HANYA KEHANCURAN PINTU UNTUK LARI DARI KERAGAMAN

"Huuuhhhh..." keluh seorang sahabat saya... "coba saja dia tidak Hindu... pasti aku akan berguru padanya... padahal aku tahu dan ingin berguru padanya..."..,, hee heee... kita jngan aneh... jangan bodoh... seorang guru yang mulia bisa hadir dalam bentuk apa saja... ia bisa berjubah seperti pendeta Budha.... ia bisa berjenggot panjang seperti para Rsi Hindu.... hei kawan ia juga bisa menggunakan penutup kepala seperti para nabi misalnya...ia juga terkadang telanjang.... dan ia juga terlihat seperti orang gila dimata kita yang penuh keangkuahan ini... siapa sie diri kita yang berusaha mengatur kehadirannya seperti bentuk yang kita inginkan... ia juga bisa bermata picik seperti orang cina...... tugas kita adalah segera menyadarinya dan segera menyentuh kakinya... mohon restunya...

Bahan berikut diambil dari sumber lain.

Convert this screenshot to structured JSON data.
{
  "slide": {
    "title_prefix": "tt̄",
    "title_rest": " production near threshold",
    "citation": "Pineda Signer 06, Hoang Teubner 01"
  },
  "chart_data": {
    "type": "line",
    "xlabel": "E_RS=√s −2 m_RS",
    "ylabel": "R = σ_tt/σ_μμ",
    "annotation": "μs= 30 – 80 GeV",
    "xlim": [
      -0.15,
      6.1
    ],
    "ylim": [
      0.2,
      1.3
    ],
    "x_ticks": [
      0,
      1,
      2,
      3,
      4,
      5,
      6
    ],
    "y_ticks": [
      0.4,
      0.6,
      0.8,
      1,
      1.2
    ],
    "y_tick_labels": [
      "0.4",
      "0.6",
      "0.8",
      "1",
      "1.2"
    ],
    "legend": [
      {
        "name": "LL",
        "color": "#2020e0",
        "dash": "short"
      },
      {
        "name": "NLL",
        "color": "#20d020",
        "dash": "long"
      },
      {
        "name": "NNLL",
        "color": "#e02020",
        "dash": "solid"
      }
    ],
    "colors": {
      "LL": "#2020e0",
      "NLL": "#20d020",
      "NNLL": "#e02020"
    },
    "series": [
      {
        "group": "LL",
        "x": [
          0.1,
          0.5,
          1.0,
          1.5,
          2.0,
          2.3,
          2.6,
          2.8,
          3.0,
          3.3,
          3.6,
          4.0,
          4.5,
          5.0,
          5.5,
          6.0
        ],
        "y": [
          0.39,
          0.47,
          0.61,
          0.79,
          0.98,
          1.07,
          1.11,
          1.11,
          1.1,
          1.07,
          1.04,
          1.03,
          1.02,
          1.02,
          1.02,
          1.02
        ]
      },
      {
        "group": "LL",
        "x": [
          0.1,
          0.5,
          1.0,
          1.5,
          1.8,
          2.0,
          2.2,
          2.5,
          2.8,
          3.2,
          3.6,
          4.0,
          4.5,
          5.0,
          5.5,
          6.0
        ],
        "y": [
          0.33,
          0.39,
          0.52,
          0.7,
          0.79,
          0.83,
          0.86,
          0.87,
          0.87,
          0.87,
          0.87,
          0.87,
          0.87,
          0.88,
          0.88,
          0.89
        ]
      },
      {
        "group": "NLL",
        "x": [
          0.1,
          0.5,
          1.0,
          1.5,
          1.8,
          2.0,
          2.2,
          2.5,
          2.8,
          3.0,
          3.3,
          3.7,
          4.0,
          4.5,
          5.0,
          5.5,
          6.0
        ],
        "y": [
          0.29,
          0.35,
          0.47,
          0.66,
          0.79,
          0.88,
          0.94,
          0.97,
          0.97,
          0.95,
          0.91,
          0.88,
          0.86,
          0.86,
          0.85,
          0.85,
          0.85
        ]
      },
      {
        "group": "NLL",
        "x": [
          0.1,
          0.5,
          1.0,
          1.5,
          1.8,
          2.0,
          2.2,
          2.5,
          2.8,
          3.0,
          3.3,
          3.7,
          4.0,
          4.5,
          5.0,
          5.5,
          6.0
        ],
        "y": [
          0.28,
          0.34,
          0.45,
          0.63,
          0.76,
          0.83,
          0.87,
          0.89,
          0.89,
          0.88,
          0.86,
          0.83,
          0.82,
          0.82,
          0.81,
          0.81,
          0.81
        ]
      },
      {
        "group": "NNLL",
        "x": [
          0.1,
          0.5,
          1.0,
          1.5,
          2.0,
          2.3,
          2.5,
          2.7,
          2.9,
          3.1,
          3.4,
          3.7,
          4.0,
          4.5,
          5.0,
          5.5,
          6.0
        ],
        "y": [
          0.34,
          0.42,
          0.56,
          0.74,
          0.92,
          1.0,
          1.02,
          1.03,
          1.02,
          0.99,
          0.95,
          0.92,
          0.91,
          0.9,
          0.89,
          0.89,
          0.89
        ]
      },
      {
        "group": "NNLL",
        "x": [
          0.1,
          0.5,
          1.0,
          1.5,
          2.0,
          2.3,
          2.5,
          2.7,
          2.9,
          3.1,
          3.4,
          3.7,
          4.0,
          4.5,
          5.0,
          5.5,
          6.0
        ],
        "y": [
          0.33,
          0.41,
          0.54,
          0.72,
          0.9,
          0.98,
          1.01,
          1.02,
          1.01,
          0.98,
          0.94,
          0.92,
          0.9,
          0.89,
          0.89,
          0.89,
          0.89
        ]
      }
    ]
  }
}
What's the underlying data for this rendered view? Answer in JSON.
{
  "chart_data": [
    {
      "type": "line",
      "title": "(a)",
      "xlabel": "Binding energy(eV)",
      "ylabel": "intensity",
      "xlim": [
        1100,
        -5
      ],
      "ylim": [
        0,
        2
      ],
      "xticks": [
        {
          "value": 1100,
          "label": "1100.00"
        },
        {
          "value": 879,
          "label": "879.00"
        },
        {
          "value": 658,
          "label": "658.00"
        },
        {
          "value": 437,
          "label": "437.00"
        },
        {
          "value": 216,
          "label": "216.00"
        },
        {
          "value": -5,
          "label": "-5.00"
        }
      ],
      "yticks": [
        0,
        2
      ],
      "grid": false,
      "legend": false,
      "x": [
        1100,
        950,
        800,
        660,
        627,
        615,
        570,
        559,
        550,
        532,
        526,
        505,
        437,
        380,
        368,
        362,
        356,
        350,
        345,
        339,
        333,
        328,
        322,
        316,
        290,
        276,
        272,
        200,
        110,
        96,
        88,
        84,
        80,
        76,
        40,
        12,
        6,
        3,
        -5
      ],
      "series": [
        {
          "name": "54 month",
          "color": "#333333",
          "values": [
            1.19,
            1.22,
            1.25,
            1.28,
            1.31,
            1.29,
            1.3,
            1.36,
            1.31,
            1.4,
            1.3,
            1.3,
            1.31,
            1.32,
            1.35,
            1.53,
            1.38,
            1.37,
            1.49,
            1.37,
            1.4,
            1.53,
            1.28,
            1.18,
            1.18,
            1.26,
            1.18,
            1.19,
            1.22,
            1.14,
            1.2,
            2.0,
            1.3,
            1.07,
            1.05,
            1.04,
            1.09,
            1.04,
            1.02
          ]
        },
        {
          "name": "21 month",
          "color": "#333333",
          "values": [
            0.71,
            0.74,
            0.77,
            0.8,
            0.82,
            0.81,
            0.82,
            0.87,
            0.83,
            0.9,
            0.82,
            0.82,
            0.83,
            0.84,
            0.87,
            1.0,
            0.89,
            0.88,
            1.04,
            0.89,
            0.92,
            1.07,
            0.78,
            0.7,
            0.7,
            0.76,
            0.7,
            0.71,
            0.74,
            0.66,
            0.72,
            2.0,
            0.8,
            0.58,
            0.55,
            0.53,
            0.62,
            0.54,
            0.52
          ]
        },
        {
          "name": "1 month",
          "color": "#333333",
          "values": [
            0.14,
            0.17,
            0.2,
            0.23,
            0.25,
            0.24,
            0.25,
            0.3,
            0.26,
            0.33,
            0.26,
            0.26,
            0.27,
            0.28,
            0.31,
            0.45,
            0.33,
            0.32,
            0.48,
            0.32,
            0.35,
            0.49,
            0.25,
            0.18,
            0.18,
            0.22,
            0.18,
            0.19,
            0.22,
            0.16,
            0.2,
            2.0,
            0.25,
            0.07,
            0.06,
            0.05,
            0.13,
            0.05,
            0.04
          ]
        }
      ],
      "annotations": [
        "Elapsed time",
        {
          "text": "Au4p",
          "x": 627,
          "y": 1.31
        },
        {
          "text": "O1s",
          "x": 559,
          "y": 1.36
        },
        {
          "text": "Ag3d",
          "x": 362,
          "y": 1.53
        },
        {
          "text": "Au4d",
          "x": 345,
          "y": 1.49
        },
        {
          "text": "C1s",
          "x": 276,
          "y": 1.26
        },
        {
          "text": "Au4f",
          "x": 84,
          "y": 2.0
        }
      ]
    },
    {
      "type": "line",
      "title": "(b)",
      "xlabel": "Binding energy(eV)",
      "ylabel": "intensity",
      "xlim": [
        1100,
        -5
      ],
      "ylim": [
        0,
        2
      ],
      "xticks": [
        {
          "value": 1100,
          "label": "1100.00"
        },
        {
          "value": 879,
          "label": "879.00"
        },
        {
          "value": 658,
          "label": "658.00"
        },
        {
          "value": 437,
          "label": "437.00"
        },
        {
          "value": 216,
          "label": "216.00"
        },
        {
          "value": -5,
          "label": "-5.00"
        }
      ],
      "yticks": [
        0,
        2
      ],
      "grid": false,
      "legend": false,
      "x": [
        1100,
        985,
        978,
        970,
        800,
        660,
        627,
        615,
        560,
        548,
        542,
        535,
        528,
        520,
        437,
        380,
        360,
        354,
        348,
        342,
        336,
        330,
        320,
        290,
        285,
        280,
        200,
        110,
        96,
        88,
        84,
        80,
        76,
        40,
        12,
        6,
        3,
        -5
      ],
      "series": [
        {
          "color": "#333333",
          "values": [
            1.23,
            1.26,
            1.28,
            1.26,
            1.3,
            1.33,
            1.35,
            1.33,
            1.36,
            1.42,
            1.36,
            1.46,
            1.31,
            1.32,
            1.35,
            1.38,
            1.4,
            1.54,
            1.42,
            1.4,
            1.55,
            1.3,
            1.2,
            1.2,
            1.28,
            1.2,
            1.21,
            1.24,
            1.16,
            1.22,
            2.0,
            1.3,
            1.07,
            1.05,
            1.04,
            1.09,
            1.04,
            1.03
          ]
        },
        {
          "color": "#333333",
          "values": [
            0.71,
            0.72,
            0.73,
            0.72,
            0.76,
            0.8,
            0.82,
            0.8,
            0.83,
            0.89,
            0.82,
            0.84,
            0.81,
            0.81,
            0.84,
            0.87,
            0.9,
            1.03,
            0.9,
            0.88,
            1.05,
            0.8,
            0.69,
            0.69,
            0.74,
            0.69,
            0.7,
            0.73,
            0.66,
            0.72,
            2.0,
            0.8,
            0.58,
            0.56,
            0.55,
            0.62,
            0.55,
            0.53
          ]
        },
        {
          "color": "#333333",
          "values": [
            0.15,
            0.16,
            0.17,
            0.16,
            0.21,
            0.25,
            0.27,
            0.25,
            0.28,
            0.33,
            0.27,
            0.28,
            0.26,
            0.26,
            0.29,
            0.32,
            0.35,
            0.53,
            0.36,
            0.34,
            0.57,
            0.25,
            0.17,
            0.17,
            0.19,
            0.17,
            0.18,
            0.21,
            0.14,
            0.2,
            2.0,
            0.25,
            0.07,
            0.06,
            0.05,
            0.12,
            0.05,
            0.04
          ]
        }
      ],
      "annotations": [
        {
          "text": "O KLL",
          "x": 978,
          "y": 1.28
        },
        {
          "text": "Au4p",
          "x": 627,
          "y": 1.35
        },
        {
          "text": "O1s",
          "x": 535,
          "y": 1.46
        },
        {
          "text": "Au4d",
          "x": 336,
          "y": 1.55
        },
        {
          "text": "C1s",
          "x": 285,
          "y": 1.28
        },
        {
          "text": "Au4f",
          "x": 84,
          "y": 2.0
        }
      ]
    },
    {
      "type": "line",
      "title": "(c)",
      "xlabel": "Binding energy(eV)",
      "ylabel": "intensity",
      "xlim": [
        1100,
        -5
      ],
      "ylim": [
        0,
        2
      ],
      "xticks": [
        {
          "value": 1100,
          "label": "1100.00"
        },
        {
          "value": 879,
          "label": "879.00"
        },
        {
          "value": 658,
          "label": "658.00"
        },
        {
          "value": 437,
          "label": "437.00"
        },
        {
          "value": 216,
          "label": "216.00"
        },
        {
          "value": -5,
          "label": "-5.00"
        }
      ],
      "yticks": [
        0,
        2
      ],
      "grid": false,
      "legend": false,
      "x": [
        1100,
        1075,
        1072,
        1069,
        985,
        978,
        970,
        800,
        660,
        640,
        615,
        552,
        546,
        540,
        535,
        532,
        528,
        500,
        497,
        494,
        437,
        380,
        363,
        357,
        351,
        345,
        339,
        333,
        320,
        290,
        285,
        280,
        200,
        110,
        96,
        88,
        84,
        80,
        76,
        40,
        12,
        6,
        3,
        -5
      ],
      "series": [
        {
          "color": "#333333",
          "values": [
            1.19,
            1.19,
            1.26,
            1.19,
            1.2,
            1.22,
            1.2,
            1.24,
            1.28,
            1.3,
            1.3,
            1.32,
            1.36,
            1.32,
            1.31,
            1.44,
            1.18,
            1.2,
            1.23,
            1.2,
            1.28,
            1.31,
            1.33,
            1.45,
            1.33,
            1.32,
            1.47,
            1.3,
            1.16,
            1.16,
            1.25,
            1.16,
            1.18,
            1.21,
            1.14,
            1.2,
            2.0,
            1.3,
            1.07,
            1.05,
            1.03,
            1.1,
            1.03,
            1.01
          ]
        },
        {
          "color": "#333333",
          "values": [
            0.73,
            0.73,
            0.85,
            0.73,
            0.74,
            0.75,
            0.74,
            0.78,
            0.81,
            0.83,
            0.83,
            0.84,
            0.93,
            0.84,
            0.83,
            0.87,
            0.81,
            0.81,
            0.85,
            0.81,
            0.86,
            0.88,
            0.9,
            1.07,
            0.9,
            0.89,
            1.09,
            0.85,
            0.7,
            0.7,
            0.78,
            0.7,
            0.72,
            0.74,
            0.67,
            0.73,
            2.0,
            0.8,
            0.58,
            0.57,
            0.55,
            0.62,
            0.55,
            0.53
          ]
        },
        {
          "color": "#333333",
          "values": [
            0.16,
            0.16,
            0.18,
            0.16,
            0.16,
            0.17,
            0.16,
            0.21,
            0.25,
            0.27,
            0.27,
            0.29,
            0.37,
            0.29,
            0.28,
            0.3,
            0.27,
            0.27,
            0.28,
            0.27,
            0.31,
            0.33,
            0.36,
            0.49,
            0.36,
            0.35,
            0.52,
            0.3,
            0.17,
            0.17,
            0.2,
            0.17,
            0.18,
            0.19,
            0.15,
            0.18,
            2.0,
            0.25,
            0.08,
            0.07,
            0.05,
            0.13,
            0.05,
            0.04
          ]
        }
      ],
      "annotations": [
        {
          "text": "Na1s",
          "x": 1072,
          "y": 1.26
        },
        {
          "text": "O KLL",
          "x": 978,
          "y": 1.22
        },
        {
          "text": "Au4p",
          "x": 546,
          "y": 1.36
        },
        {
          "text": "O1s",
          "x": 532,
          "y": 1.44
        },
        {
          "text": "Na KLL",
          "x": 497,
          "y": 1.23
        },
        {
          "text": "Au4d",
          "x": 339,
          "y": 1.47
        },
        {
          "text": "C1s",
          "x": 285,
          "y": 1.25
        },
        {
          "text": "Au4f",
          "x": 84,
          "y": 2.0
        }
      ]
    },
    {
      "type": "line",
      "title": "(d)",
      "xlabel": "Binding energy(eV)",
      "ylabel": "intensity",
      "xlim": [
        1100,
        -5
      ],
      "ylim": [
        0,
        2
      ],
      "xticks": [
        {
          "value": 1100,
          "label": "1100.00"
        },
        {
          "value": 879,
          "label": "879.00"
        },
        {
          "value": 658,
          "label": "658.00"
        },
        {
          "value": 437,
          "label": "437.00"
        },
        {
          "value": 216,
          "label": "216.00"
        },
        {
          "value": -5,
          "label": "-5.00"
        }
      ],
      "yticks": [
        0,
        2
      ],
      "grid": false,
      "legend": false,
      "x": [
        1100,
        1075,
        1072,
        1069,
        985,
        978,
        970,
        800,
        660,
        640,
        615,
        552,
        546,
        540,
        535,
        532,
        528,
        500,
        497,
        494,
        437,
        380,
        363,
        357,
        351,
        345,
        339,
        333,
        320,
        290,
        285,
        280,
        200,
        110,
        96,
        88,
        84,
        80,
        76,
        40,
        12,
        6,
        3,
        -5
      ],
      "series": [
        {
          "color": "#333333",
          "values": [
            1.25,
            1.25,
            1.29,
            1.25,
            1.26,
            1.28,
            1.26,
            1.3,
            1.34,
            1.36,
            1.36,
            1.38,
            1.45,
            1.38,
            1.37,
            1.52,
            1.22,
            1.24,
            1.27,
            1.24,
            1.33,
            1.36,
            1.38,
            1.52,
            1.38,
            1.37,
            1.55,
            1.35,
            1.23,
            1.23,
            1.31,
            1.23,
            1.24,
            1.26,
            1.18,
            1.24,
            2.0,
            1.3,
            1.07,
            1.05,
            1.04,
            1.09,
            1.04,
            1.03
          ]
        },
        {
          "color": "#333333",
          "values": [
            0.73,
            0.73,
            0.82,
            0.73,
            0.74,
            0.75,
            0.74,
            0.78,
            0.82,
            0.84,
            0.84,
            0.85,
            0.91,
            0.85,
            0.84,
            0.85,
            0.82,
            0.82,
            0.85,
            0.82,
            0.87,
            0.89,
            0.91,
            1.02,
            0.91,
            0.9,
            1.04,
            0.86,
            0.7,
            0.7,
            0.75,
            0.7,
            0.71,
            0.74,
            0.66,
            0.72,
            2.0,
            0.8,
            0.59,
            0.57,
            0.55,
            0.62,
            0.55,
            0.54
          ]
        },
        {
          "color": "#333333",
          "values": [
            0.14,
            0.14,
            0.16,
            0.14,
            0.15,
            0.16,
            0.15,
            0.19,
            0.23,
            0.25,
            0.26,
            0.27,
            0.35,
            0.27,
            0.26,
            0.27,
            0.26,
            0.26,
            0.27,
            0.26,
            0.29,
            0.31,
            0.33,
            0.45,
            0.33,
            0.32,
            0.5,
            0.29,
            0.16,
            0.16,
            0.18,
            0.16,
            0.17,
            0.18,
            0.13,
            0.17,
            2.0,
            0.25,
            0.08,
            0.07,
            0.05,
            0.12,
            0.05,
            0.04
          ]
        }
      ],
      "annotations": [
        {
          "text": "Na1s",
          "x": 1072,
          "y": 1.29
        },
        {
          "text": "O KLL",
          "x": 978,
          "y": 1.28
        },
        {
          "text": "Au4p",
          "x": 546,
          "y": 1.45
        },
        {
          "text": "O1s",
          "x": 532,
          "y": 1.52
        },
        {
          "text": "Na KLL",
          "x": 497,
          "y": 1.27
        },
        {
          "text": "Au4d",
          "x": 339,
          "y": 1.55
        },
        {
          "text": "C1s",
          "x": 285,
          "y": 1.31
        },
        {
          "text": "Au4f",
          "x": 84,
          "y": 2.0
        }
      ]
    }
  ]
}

hei.....hei.... kawan... bangunlah dari tidurmu... jika kau senang dan cinta dengan hari suci nyepi yang menentramkan... kau jangan berkata "itu kan hari sucinya orang Hindu... orang Bali"... jika kita suka ... jika kita sadar bahwa nyepi itu berdampak pada keseimbangan alam ... kita bisa menggantinya dengan istilah yang kita suka.....janganlah membatasi diri kitta untuk mencapai ketentraman hanya karena istilah atau kata-kata...perbedaan agama adalah penyempurnaa.... jangan dibatasi oleh konsep...jangan ....jangan salahkan siapa-siapa akan keterbatasan kita... apalagi menyalahkan setan sebagai penggoda... setann tidak pernah menggoda... ambil saja bahwa memang benar setan suka menggoda kita...jika kita sudah tahu bahwa setan itu penggodA ....kenapa kita masih tergoda... itu hanyalah pembatasan kita akan kemalasan kita untuk membangun kesadaran yang hakiki...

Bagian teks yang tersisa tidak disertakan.